Rick Anderson is Niagara College’s Director of Student Services. Niagara News asked Anderson about some of the services the school offers to students dealing with mental health issues.

NN: Is there a mental health crisis on our campus?

RA: I don’t know if I would label it a crisis. The mental illness rates that we see on the campus are sort of what you would see in the general population, one in five people is the number of people who generally experience mental health issues and that’s what we experience here at the college. I think one of the challenging things is 75 per cent of them are going to have their first onset between 18 and 24. A lot of our students fall within that age range so it may be something new that’s happening with someone. Thankfully we are seeing some of the stigma around mental health being reduced and so hopefully that creates awareness for people to support each other in coming forward and reduce people being hesitant to come forward.

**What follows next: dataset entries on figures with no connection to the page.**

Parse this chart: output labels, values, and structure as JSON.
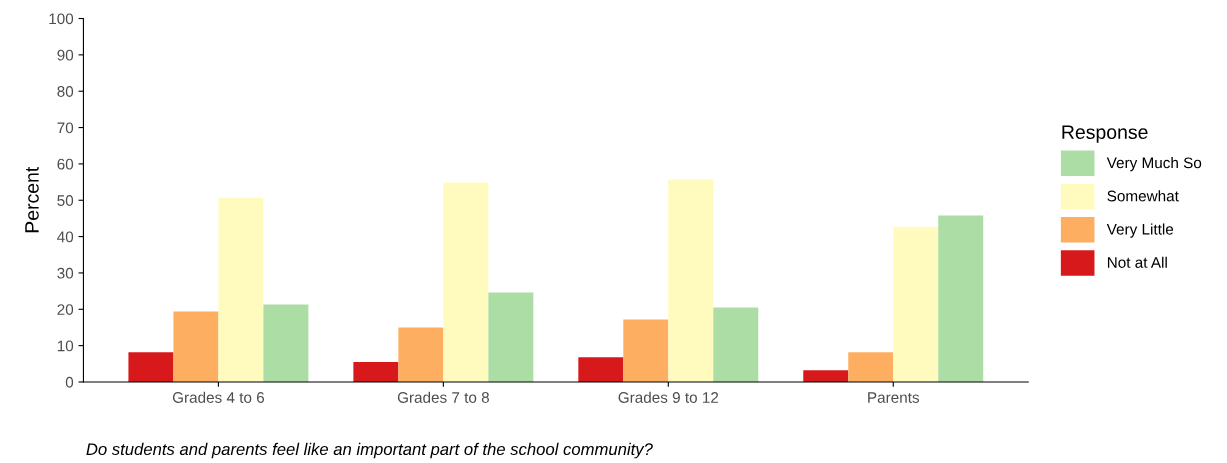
{
  "chart_data": {
    "type": "bar",
    "ylabel": "Percent",
    "legend_title": "Response",
    "legend": "right",
    "grid": false,
    "categories": [
      "Grades 4 to 6",
      "Grades 7 to 8",
      "Grades 9 to 12",
      "Parents"
    ],
    "series": [
      {
        "name": "Not at All",
        "color": "#d7191c",
        "values": [
          8.2,
          5.5,
          6.8,
          3.2
        ]
      },
      {
        "name": "Very Little",
        "color": "#fdae61",
        "values": [
          19.4,
          15.0,
          17.2,
          8.2
        ]
      },
      {
        "name": "Somewhat",
        "color": "#fffbbf",
        "values": [
          50.7,
          54.9,
          55.7,
          42.7
        ]
      },
      {
        "name": "Very Much So",
        "color": "#abdda4",
        "values": [
          21.3,
          24.6,
          20.5,
          45.8
        ]
      }
    ],
    "ylim": [
      0,
      100
    ],
    "yticks": [
      0,
      10,
      20,
      30,
      40,
      50,
      60,
      70,
      80,
      90,
      100
    ],
    "annotations": [
      "Do students and parents feel like an important part of the school community?"
    ]
  }
}
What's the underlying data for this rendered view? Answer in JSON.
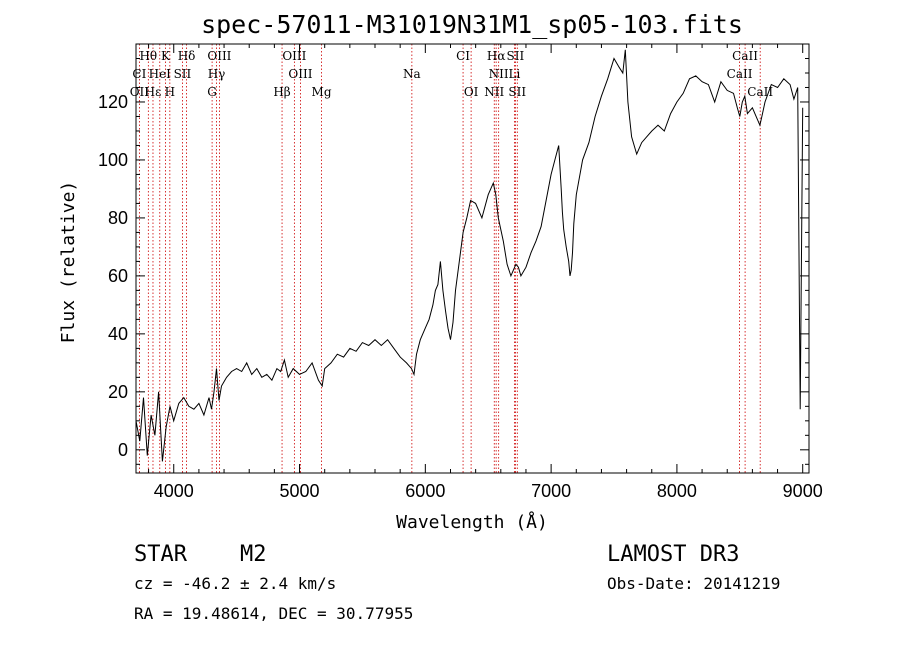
{
  "chart_data": {
    "type": "line",
    "title": "spec-57011-M31019N31M1_sp05-103.fits",
    "xlabel": "Wavelength (Å)",
    "ylabel": "Flux (relative)",
    "xlim": [
      3700,
      9050
    ],
    "ylim": [
      -8,
      140
    ],
    "xticks": [
      4000,
      5000,
      6000,
      7000,
      8000,
      9000
    ],
    "yticks": [
      0,
      20,
      40,
      60,
      80,
      100,
      120
    ],
    "series": [
      {
        "name": "spectrum",
        "x": [
          3700,
          3730,
          3760,
          3790,
          3820,
          3850,
          3880,
          3910,
          3940,
          3970,
          4000,
          4040,
          4080,
          4120,
          4160,
          4200,
          4240,
          4280,
          4300,
          4320,
          4340,
          4360,
          4380,
          4420,
          4460,
          4500,
          4540,
          4580,
          4620,
          4660,
          4700,
          4740,
          4780,
          4820,
          4850,
          4880,
          4910,
          4950,
          5000,
          5050,
          5100,
          5150,
          5180,
          5200,
          5250,
          5300,
          5350,
          5400,
          5450,
          5500,
          5550,
          5600,
          5650,
          5700,
          5750,
          5800,
          5850,
          5890,
          5910,
          5930,
          5960,
          6000,
          6030,
          6060,
          6080,
          6100,
          6120,
          6140,
          6160,
          6180,
          6200,
          6220,
          6240,
          6270,
          6300,
          6330,
          6360,
          6400,
          6450,
          6500,
          6540,
          6560,
          6580,
          6600,
          6620,
          6650,
          6680,
          6700,
          6720,
          6740,
          6760,
          6800,
          6840,
          6880,
          6920,
          6960,
          7000,
          7030,
          7060,
          7080,
          7090,
          7100,
          7120,
          7140,
          7150,
          7160,
          7170,
          7180,
          7200,
          7250,
          7300,
          7350,
          7400,
          7450,
          7500,
          7540,
          7570,
          7590,
          7610,
          7640,
          7680,
          7720,
          7760,
          7800,
          7850,
          7900,
          7950,
          8000,
          8050,
          8100,
          8150,
          8200,
          8250,
          8300,
          8350,
          8400,
          8450,
          8480,
          8500,
          8520,
          8540,
          8560,
          8600,
          8640,
          8660,
          8680,
          8700,
          8750,
          8800,
          8850,
          8900,
          8930,
          8960,
          8980,
          9000
        ],
        "y": [
          10,
          3,
          18,
          -2,
          12,
          5,
          20,
          -4,
          8,
          15,
          10,
          16,
          18,
          15,
          14,
          16,
          12,
          18,
          14,
          20,
          28,
          17,
          22,
          25,
          27,
          28,
          27,
          30,
          26,
          28,
          25,
          26,
          24,
          28,
          27,
          31,
          25,
          28,
          26,
          27,
          30,
          24,
          22,
          28,
          30,
          33,
          32,
          35,
          34,
          37,
          36,
          38,
          36,
          38,
          35,
          32,
          30,
          28,
          26,
          33,
          38,
          42,
          45,
          50,
          55,
          57,
          65,
          55,
          48,
          42,
          38,
          44,
          55,
          65,
          75,
          80,
          86,
          85,
          80,
          88,
          92,
          88,
          80,
          76,
          72,
          64,
          60,
          62,
          64,
          63,
          60,
          63,
          68,
          72,
          77,
          86,
          95,
          100,
          105,
          90,
          82,
          76,
          70,
          65,
          60,
          62,
          68,
          78,
          88,
          100,
          106,
          115,
          122,
          128,
          135,
          132,
          130,
          138,
          120,
          108,
          102,
          106,
          108,
          110,
          112,
          110,
          116,
          120,
          123,
          128,
          129,
          127,
          126,
          120,
          127,
          124,
          123,
          118,
          115,
          120,
          122,
          116,
          118,
          114,
          112,
          116,
          120,
          126,
          125,
          128,
          126,
          121,
          125,
          14,
          118
        ]
      }
    ],
    "spectral_lines": [
      {
        "name": "Hθ",
        "wave": 3798,
        "row": 1
      },
      {
        "name": "K",
        "wave": 3934,
        "row": 1
      },
      {
        "name": "Hδ",
        "wave": 4102,
        "row": 1
      },
      {
        "name": "OIII",
        "wave": 4363,
        "row": 1
      },
      {
        "name": "OIII",
        "wave": 4959,
        "row": 1
      },
      {
        "name": "CI",
        "wave": 6300,
        "row": 1
      },
      {
        "name": "Hα",
        "wave": 6563,
        "row": 1
      },
      {
        "name": "SII",
        "wave": 6716,
        "row": 1
      },
      {
        "name": "CaII",
        "wave": 8542,
        "row": 1
      },
      {
        "name": "CI",
        "wave": 3727,
        "row": 2
      },
      {
        "name": "HeI",
        "wave": 3889,
        "row": 2
      },
      {
        "name": "SII",
        "wave": 4069,
        "row": 2
      },
      {
        "name": "Hγ",
        "wave": 4340,
        "row": 2
      },
      {
        "name": "OIII",
        "wave": 5007,
        "row": 2
      },
      {
        "name": "Na",
        "wave": 5893,
        "row": 2
      },
      {
        "name": "NII",
        "wave": 6583,
        "row": 2
      },
      {
        "name": "Li",
        "wave": 6708,
        "row": 2
      },
      {
        "name": "CaII",
        "wave": 8498,
        "row": 2
      },
      {
        "name": "OII",
        "wave": 3727,
        "row": 3
      },
      {
        "name": "Hε",
        "wave": 3835,
        "row": 3
      },
      {
        "name": "H",
        "wave": 3969,
        "row": 3
      },
      {
        "name": "G",
        "wave": 4305,
        "row": 3
      },
      {
        "name": "Hβ",
        "wave": 4861,
        "row": 3
      },
      {
        "name": "Mg",
        "wave": 5175,
        "row": 3
      },
      {
        "name": "OI",
        "wave": 6364,
        "row": 3
      },
      {
        "name": "NII",
        "wave": 6548,
        "row": 3
      },
      {
        "name": "SII",
        "wave": 6731,
        "row": 3
      },
      {
        "name": "CaII",
        "wave": 8662,
        "row": 3
      }
    ],
    "marker_lines": [
      3727,
      3798,
      3835,
      3889,
      3934,
      3969,
      4069,
      4102,
      4305,
      4340,
      4363,
      4861,
      4959,
      5007,
      5175,
      5893,
      6300,
      6364,
      6548,
      6563,
      6583,
      6708,
      6716,
      6731,
      8498,
      8542,
      8662
    ],
    "line_color": "#000000",
    "marker_color": "#cc0000"
  },
  "footer": {
    "object_class": "STAR",
    "subclass": "M2",
    "survey": "LAMOST DR3",
    "redshift": "cz = -46.2 ± 2.4 km/s",
    "obs_date": "Obs-Date: 20141219",
    "coords": "RA =  19.48614, DEC =  30.77955"
  }
}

NN: What is the school doing to help students?

RA: We are taking a very holistic approach. One of the most obvious things is offering services to students to support them. We have on-campus counselling services. We have connections with community resources, so if we need to connect a student with resources in the community we can do that as well. But it goes much broader than that. We’re doing staff training around mental health because we want staff to be prepared that if a student does come forward and talk to them, that there equipped to know how to do an initial response and how to refer. We try and create awareness with the students so they know what services are available. At all the program information sessions there is information on that. We have service fairs throughout the year. The other thing is that we want to create a community of care and create communication avenues. We have a behavioural intervention team at the campus. Next semester we will be launching a way for staff and students, if they are concerned about someone, to submit that information to us so we can reach out to that person.

NN: What is the average wait time for a student to see a councillor, we heard it’s about four to six weeks?

RA: It does vary throughout the year. The average might be two weeks. It could be more than that in busy times, but we also have drop-in sessions every day. So if someone comes in and they are in crisis we will see them on the spot. Although there is a longer wait time on average for students, that’s not [the case] for people who are in crisis. We’ve also redesigned services at the Welland and Niagara-on-the-Lake campuses, including triage rooms and quiet spaces.

NN: What would you say to students who are currently suffering from mental health issues?

RA: We are here to support you. We have a great counselling staff. So if someone needs help they should reach out to us. And I would say to students generally that the most influential people are their peers. So if they see that their friends are suffering they should encourage them to come to our health and wellness services and get support.

NN: Is there anything you would like to add?

RA: It takes a whole community to support and respond to people in crisis. I think what you are doing with this story is important and helps create awareness. I’m really happy you are doing that.